There have been many attempts to make these sorts of batteries safer, but they have a habit of severely lowering their performance. It’s probably safe to say that many users in this digitally-connected world would be happy to sacrifice safety for longer battery life. A group of researchers at from Stanford University seem to have finally worked around that issue – by creating Lithium-ion batteries with built-in fire extinguishers.
They’ve added a flame retardant chemical, triphenyl phosphate, to their batteries. Should said batteries reach a working temperature of 150 degrees Celsius, the batteries release the extinguisher and cease functioning. According to their tests, it can stop batteries from going up in flames within 0.4 seconds.
“Using our ‘smart’ separators, battery electrochemical performance will not be affected by the flame retardant under normal conditions,” says lead project scientist Yi Cu. “However, once there is a potential thermal runaway, the flame retardant will be activated and nip the fire or explosion in the bud.”
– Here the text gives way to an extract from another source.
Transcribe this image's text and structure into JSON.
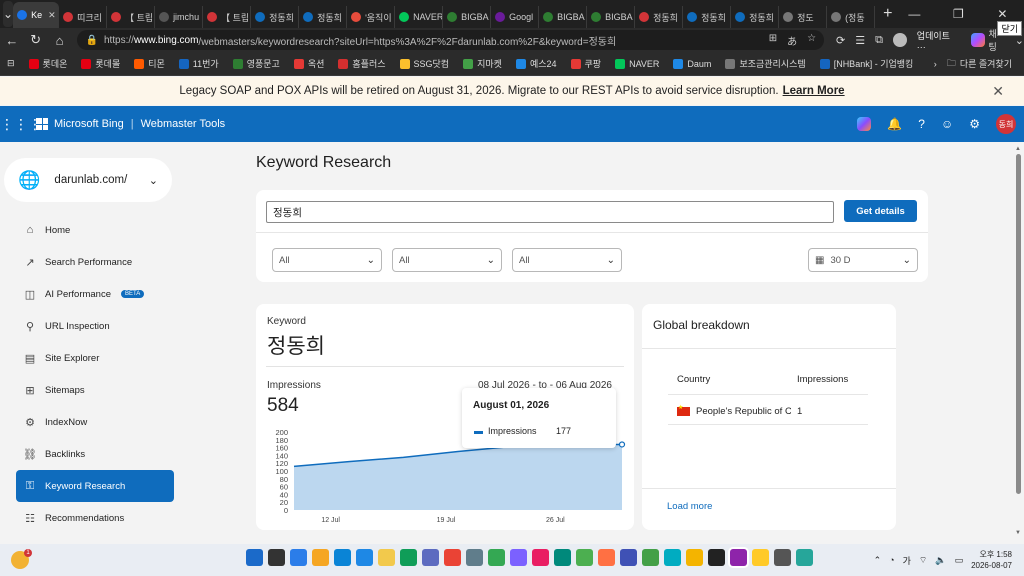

This is technology that I’d assume Samsung is very much looking in to, after its Galaxy Note 7 devices started catching fire and exploding, prompting the company the recall the device – and completely halt production and sales.
“Taking our customer’s safety as our highest priority, we have decided to halt sales and production of the Galaxy Note 7,” Samsung said in a statement, also saying earlier that “Samsung will ask all carrier and retail partners globally to stop sales and exchanges of the Galaxy Note 7.”